As with any contract, mutual assent
or consent is necessary for the formation of a valid arbitration agreement.
(Civ. Code, §§ 1550, 1565.) “Consent is not mutual, unless the parties all
agree upon the same thing in the same sense.” (Civ. Code, § 1580.) The moving party
bears the initial burden of showing the existence of an agreement to arbitrate
by a preponderance of the evidence. (Mitri
v. Arnel Mgmt. Co. (2007) 157 Cal.App.4th 1164, 1169 [“Because the
existence of the agreement is a statutory prerequisite to granting the
petition, the petitioner bears the burden of proving its existence by a
preponderance of the evidence.”].)
On October 29, 2014, Plaintiff
created an account on Amazon Seller Central to be a third-party seller of goods
in Amazon’s online stores. (Hartley Decl. ¶ 3.) Amazon Seller Central is the
online interface used by third-party sellers, like Plaintiff, to list products
and track their sales. (¶ 3.) All third-party sellers must accept and agree to
the BSA and incorporated policies as a condition of creating an account with
Amazon Seller Central and selling on Amazon.com. (¶¶ 2-3.) The BSA contains a
mandatory arbitration provision. (Ex. A § 19.) When creating his account on
Amazon Seller Central, Plaintiff had an opportunity to review the BSA before
agreeing to it, and affirmatively represented that he had “read and accepted”
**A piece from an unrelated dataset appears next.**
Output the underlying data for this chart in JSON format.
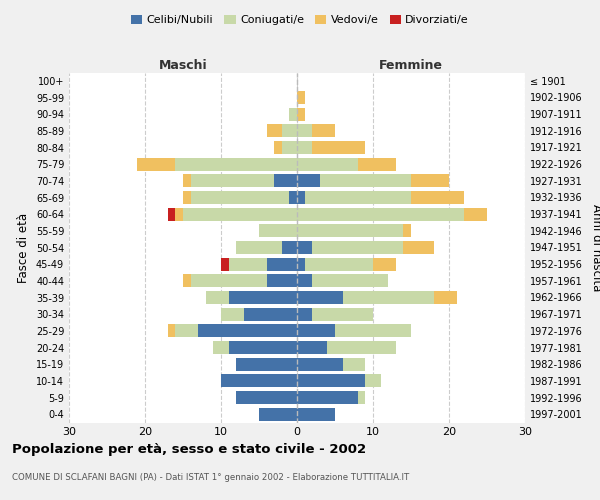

the BSA. (Hartley Decl. ¶ 3.) Had Plaintiff failed to accept the BSA and its terms,
he could not have opened a seller account or used Amazon’s seller services. By
accepting the BSA, Plaintiff agreed to arbitrate any disputes with Amazon. (BSA
§ 19.)
There is no
reasonable dispute that the claims here fall under the scope of the broad
arbitration provision. Plaintiff and Amazon both agreed to resolve “any
dispute” through arbitration: “Amazon and you both consent that any dispute
with Amazon or its Affiliates or claim relating in any way to this Agreement or
your use of the Services will be resolved by binding arbitration as described
in this paragraph, rather than in court….” (BSA § 19.) Plaintiff’s claims apparently arise from an
alleged breach of the service agreement. Amazon allegedly deactivated his
account, in accordance with section 3 of the BSA. Thus, this provision applies
to this case.
Defendant meets its burden to
demonstrate the existence of an arbitration agreement between the parties that
covers Plaintiff’s claims. Plaintiff fails to oppose this motion. Defendant’s
motion is therefore GRANTED and the Court orders Plaintiff’s claims to
arbitration, as discussed above. The entire action is STAYED pending the
completion of the arbitration. (CCP § 1281.4.)